Leveson’s privacy lessons for business
The Leveson inquiry and the 2Day FM scandal highlight the reputational risks that data breaches pose and the need for businesses to adapt as attitudes to privacy and data protection evolve.
"Data protection has become one of the burning issues of the day,” UK judge Lord Justice Leveson told the UTS Communications Law Centre privacy conference in Sydney last Friday.
Justice Leveson’s inquiry into UK media ethics came into being because of a commercial privacy breach that allowed journalists to access the mobile phone message banks of murder victims, celebrities and anyone else in the news.
As the Leveson inquiry evolved, it became clear that poor privacy practices by businesses and government agencies had been the source of many UK tabloid stories for years and the results of those betrayed confidences had distressed families and cost people their jobs.
Last week’s 2Day-FM scandal is a classic privacy breach where a patient’s medical condition has been disclosed, and broadcast, due to poor procedures. The results of that have proved to be tragic.
Making privacy issues even more complex is the internet, or as Justice Leveson put, "the elephant in the room.” Easy access to poorly secured information has raised the stakes considerably for private and public organizations.
When computers became common in the 1980s, the information stored by businesses and government agencies exploded. As hard drives became cheaper and the internet appeared, the ability to acquire, store and process data using technologies lumped under the label ‘big data’ has become a basic business function.
The arrival of big data is portrayed as manna to marketing folk – and so it is – but it is also a target for enthusiastic journalists, hackers and anyone else interested in peeking into the dealings of customers and staff.
Around the world governments have been reacting to the data explosion by tightening privacy acts. Last month the twenty-five year old Australian Federal privacy act was tightened up with increased penalties for breaches to come into effect in March 2014.
One of the notable points in the amended Australian privacy law is the lifting of the prohibition of storing data offshore implied in the old act which predated the internet and widespread offshoring.
The role of offshore privacy jurisdiction is important as the tightened Australian law still falls short of those in Europe and parts of the United States. In the US, Delta Airlines is facing a law suit from the state of California over not stating the privacy policies of the company’s smart phone app.
Earlier this year the internet’s big four – Apple, Amazon, Google and Facebook – along with many other major corporations agreed to comply with California’s privacy rules. Delta is now facing the consequences of not submitting to the state’s legal requirements.
That a smartphone app could get a major US corporation in trouble should be enough to convince directors and executives of the importance of privacy policies. That the law is rapidly evolving in this area should also make businesses think carefully about their obligations.
Much of this discussion isn’t new. Similar privacy concerns were raised in the 19th century as new communications and business technologies developed.
Justice Leveson’s Sydney speech outlined how much of today’s privacy discussion has in common with the past – the arrival of the penny press, the telegraph and later the Kodak box camera created fierce debates about protecting rights and privacy which took nearly a century to be settled.
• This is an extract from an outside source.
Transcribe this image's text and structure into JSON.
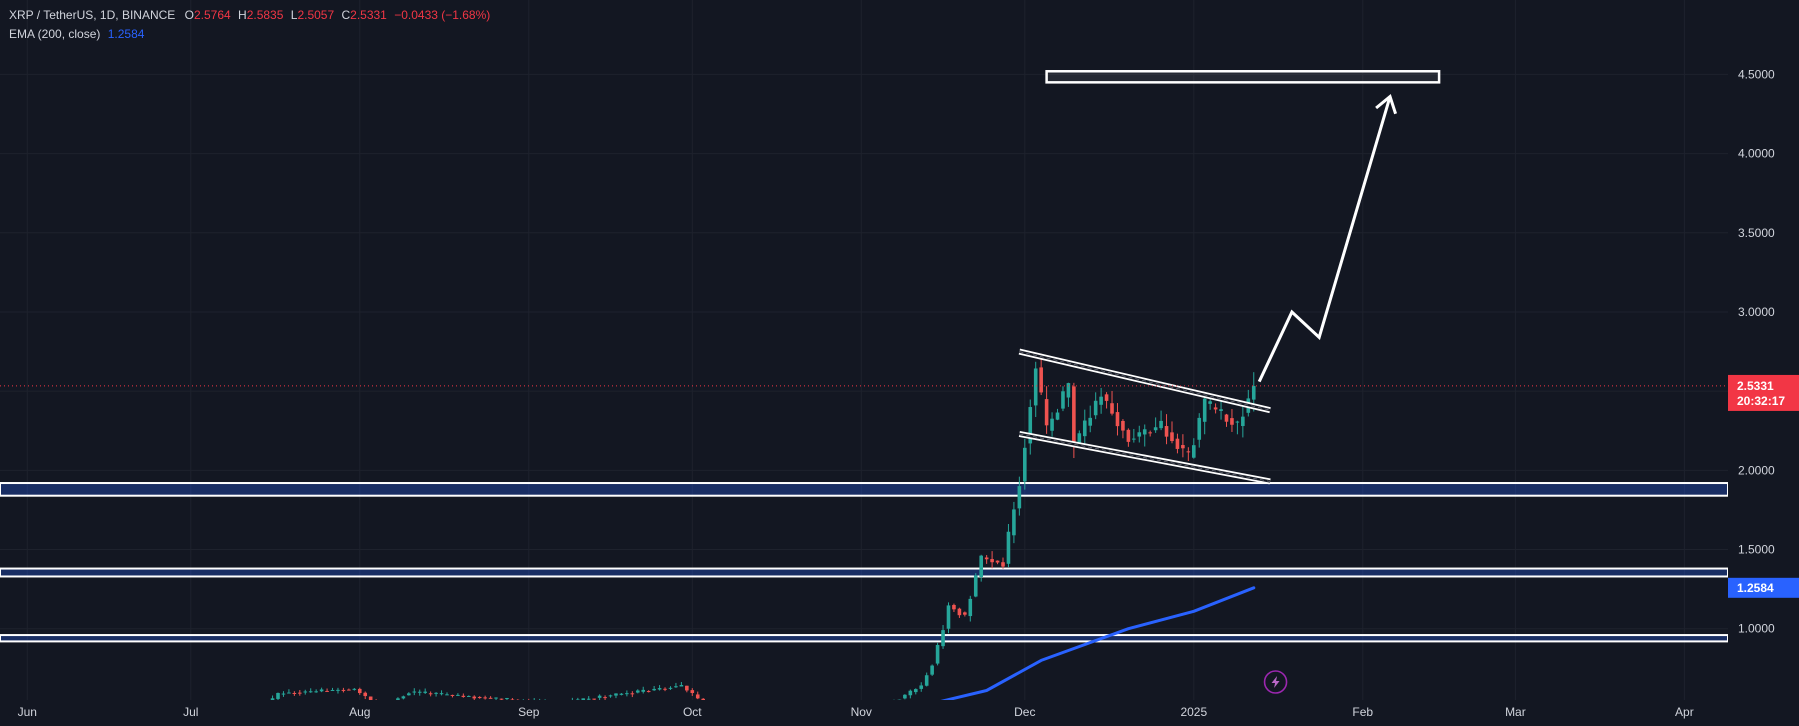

For the media there’s now the challenge of information becoming a commodity, driven by social media users and bloggers, many of whom have servers offshore that enable them to avoid local laws and regulations.
Overseas competitors and product commoditisation aren’t just threats to the news media business model. The same issues have radically changed the retail, manufacturing and services industries in recent years. Now privacy considerations have to be added to the challenges facing executives.
Some of the participants at the Sydney conference suggested that businesses need to be held liable for serious privacy breaches and it’s hard to see how increased penalties for lapses won’t become law in the foreseeable future.
Even without stronger laws being passed, the reputational risks to businesses of data breaches are substantial – as Sony discovered after a series of security lapses in 2011.
The training of staff and changing management views on the value of data is as important as any technological measures. Much of this will change as attitudes to privacy and data evolve.
"Our view of privacy may change,” Justice Leveson said at the conclusion of his Sydney speech, "the question for us in this century will not simply be how to protect it, but what it is that we seek to protect.”
Like many areas, privacy and data protection is evolving as technology changes the way our businesses operate. Lord Justice Leveson’s presentations in Sydney and Melbourne should serve to remind business leaders that those changes aren’t just risk to media organisations and public servants.